European Values and Relations with Russia

Sandra Kalniete, a former Ambassador from Latvia to the UN, pens a strong op/ed on EU relations with Russia.

Russia acts with open hostility toward efforts by Central and Eastern European countries to find historical truth. Putin has emphasized on several occasions that Russia will not take responsibility for crimes committed by the Soviet Union in Central or Eastern Europe. At the same time, he has expressed his admiration for Stalin and his regret of “the largest geopolitical catastrophe of the 20th century”: the fall of the Soviet Union. More than one-fifth of the Russian population considers the NGO Memorial’s documented proof regarding the scale of Stalinist terror as untrue. It is with great justification that the Sakharov Award, given every year by the European Parliament, went to Memorial for fighting to condemn Stalin’s crimes and expose human rights violations in modern day Russia.
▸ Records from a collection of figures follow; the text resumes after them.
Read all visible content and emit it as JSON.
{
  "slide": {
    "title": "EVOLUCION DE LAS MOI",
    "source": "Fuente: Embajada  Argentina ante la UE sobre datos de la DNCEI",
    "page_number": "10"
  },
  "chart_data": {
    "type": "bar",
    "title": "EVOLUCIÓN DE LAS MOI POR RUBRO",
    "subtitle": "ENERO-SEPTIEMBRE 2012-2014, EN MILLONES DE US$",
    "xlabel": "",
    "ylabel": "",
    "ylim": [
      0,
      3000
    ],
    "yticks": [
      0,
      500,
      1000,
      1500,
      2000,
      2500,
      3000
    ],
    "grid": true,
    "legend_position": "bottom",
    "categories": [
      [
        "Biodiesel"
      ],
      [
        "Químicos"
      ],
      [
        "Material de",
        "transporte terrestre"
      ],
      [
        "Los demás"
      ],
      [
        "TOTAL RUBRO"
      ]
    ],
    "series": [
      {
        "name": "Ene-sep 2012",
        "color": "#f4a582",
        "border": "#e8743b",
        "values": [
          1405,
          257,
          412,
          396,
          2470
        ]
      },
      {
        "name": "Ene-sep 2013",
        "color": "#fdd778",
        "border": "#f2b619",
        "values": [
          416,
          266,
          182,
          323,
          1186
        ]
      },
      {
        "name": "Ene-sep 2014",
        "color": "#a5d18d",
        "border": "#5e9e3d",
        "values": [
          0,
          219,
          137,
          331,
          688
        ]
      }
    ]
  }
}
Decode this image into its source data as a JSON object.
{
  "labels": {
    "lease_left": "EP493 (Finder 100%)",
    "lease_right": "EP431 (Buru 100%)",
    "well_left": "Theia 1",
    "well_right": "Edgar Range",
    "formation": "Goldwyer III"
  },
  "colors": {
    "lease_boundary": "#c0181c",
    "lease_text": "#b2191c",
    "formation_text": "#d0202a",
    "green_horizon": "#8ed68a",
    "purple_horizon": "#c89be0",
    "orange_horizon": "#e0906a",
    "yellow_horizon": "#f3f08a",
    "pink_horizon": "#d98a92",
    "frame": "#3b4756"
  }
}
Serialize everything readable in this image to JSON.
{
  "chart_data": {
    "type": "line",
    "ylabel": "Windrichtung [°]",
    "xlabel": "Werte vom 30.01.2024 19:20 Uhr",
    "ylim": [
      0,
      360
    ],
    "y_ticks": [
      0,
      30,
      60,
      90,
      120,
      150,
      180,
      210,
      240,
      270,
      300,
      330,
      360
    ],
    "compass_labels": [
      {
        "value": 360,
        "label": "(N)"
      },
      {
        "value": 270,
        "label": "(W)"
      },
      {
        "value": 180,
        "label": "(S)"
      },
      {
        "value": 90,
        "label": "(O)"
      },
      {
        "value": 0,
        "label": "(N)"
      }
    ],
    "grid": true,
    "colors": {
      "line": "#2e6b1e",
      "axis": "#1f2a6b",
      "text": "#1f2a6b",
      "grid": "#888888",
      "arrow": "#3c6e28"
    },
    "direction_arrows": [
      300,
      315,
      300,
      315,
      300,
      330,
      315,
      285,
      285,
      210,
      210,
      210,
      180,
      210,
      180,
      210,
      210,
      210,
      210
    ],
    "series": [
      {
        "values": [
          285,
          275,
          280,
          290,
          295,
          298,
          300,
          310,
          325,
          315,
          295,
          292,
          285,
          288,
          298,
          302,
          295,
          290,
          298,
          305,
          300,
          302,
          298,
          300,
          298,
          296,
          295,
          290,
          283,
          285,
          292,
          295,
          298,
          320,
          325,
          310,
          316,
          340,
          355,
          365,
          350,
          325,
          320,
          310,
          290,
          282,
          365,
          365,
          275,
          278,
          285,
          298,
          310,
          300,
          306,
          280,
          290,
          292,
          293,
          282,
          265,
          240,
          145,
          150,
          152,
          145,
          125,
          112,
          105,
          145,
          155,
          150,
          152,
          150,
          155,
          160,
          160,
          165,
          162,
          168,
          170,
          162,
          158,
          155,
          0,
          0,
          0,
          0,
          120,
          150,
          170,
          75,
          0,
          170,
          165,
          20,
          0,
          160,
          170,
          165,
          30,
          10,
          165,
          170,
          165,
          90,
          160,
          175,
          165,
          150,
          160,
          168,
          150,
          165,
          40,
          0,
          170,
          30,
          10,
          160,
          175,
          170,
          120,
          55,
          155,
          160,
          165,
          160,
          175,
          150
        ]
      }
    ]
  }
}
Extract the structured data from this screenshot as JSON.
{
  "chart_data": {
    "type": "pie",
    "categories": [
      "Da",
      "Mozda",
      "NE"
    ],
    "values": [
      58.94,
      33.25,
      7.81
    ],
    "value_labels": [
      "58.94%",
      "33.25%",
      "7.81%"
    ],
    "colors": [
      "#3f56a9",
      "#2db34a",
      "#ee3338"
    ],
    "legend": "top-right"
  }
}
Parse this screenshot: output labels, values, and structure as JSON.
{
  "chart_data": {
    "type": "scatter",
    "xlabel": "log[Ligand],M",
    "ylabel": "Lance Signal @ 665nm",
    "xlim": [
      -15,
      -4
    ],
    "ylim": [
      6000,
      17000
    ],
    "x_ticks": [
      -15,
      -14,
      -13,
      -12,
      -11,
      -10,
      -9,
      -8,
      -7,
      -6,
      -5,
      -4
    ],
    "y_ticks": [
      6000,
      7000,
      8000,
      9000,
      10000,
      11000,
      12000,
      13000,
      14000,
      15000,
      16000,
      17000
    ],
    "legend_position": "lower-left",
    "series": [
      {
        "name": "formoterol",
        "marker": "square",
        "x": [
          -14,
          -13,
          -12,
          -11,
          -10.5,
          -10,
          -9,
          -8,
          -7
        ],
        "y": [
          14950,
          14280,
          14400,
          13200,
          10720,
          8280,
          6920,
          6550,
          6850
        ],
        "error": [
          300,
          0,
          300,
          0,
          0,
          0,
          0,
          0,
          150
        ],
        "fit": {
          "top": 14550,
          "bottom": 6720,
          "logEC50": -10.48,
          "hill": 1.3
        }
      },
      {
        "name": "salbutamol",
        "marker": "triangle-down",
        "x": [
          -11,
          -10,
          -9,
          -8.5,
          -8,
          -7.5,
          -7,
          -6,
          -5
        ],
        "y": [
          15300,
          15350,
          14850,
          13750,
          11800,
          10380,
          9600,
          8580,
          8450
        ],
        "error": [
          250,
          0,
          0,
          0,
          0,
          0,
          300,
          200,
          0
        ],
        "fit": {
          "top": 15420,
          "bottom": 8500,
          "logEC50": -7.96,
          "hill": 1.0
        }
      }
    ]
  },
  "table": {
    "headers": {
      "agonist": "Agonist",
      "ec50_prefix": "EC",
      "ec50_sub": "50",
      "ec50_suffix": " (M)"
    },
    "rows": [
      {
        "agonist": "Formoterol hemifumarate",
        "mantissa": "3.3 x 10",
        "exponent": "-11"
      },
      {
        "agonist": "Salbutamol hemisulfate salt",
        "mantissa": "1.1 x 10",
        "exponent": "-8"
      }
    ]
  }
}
When assessing democracy’s current retreat in Russia – there is no other way to refer to the state‘s control of the press, the narrowing of representative government, the lack of effort to critically re-evaluate Stalinism and Bolshevism, the war in Chechnya and other human rights abuses – we must realize that, given long-term EU interests, it is not possible to sacrifice values and succumb to the temptation of pragmatism. Whenever Europe has sacrificed basic values in the name of realpolitik, dramatic and tragic consequences have followed.